Le directeur de la SQ nous dit que les 8 policiers désignés par les femmes autochtones ne sont pas visés par des « allégations » de nature sexuelle. Un policier impliqué dans ces agressions serait mort et un autre ne pourrait être identifié.

Il fait l’âne. Ce ne sont pas les 8 policiers qui inquiètent le plus, mais la SQ elle-même, l’institution. Même si tous les policiers impliqués dans les faits rapportés étaient morts, la SQ et plus encore le gouvernement (qui était au courant depuis 6 mois) doivent faire l’objet d’une enquête. C’est surtout là que réside l’épouvante, dans le fait que ces institutions maintiennent les Premières Nations dans des conditions de vie indignes.

Depuis 24 heures, la SQ a multiplié les arguments pour nier l’évènement central : la conduite de la SQ et du gouvernement. Responsables de méfaits morts ou inconnus, femmes plaignantes droguées ou prostituées, lois sur les « Indiens » désuète…

D’une manière criante, tous les responsables de cette situation veulent éviter qu’elle soit exposée publiquement et que l’on trouve ou que l’on ébauche des solutions.

C’est pourtant une occasion rare de réunir ce que l’on appelle la société civile pour éradiquer des pratiques honteuses vieilles de plus d’un siècle à l’égard des Premières Nations.

Ce n’est pas non plus en changeant le nom ou les termes de la loi que la situation va changer. Le racisme est un fait, les conditions de vie sont proprement épouvantables dans beaucoup de réserves et l’on découvrira certainement que même les canaux de financement sont truqués.

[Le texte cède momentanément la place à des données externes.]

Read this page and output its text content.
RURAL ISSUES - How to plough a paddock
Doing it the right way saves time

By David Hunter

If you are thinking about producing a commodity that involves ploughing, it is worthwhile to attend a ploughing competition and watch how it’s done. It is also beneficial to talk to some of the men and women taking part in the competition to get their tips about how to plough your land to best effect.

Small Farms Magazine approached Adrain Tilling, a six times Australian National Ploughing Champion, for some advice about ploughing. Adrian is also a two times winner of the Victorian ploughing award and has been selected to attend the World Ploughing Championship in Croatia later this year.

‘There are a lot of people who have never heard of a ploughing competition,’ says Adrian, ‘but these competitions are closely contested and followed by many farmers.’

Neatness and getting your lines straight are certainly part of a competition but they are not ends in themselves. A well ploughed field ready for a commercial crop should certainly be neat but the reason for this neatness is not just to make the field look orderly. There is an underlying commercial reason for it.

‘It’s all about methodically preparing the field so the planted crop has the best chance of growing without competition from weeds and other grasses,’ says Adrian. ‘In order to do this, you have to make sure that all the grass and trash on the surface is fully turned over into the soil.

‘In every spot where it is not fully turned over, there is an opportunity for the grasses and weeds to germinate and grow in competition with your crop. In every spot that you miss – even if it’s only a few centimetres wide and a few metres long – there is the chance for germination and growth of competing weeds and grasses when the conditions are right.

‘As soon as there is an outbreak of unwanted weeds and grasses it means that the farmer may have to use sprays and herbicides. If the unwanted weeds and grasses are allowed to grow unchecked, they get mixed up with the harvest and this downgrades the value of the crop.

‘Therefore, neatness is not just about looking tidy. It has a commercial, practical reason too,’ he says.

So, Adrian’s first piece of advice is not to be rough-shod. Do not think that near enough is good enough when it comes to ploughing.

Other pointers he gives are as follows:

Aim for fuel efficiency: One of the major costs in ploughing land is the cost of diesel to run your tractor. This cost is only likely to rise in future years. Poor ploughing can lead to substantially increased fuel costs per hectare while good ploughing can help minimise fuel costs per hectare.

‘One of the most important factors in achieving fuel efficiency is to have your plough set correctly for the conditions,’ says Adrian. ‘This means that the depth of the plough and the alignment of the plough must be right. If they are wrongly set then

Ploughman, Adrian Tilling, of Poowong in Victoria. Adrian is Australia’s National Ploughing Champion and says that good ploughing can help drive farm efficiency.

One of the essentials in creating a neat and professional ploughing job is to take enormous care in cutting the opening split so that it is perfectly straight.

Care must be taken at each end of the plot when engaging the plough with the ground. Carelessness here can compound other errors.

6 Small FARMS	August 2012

Si la réflexion était véritablement poussée, nous pourrions démontrer que la politique même de nos sociétés conduit à de telles situations. En stigmatisant les plus démunis, en refusant d’élaborer les politiques nécessaires pour maintenir dans la société ceux qui s’en éloignent, en refusant de créer de nouveaux espaces sociaux pour que chacun trouve une place, et surtout, en agissant comme si « notre société » telle que la concevons a le monopole de l’espace, de la terre et de ses ressources, nous les condamnons à l’affrontement et à la révolte. Nous entrons dans une guerre permanente entre des exclus et des polices et nous confions à ces dernières le soin de protéger nos avoirs. Cela n’excuse aucun geste, mais décrit bien une situation qui serait explosive sans l’exceptionnelle retenue propre aux opprimés.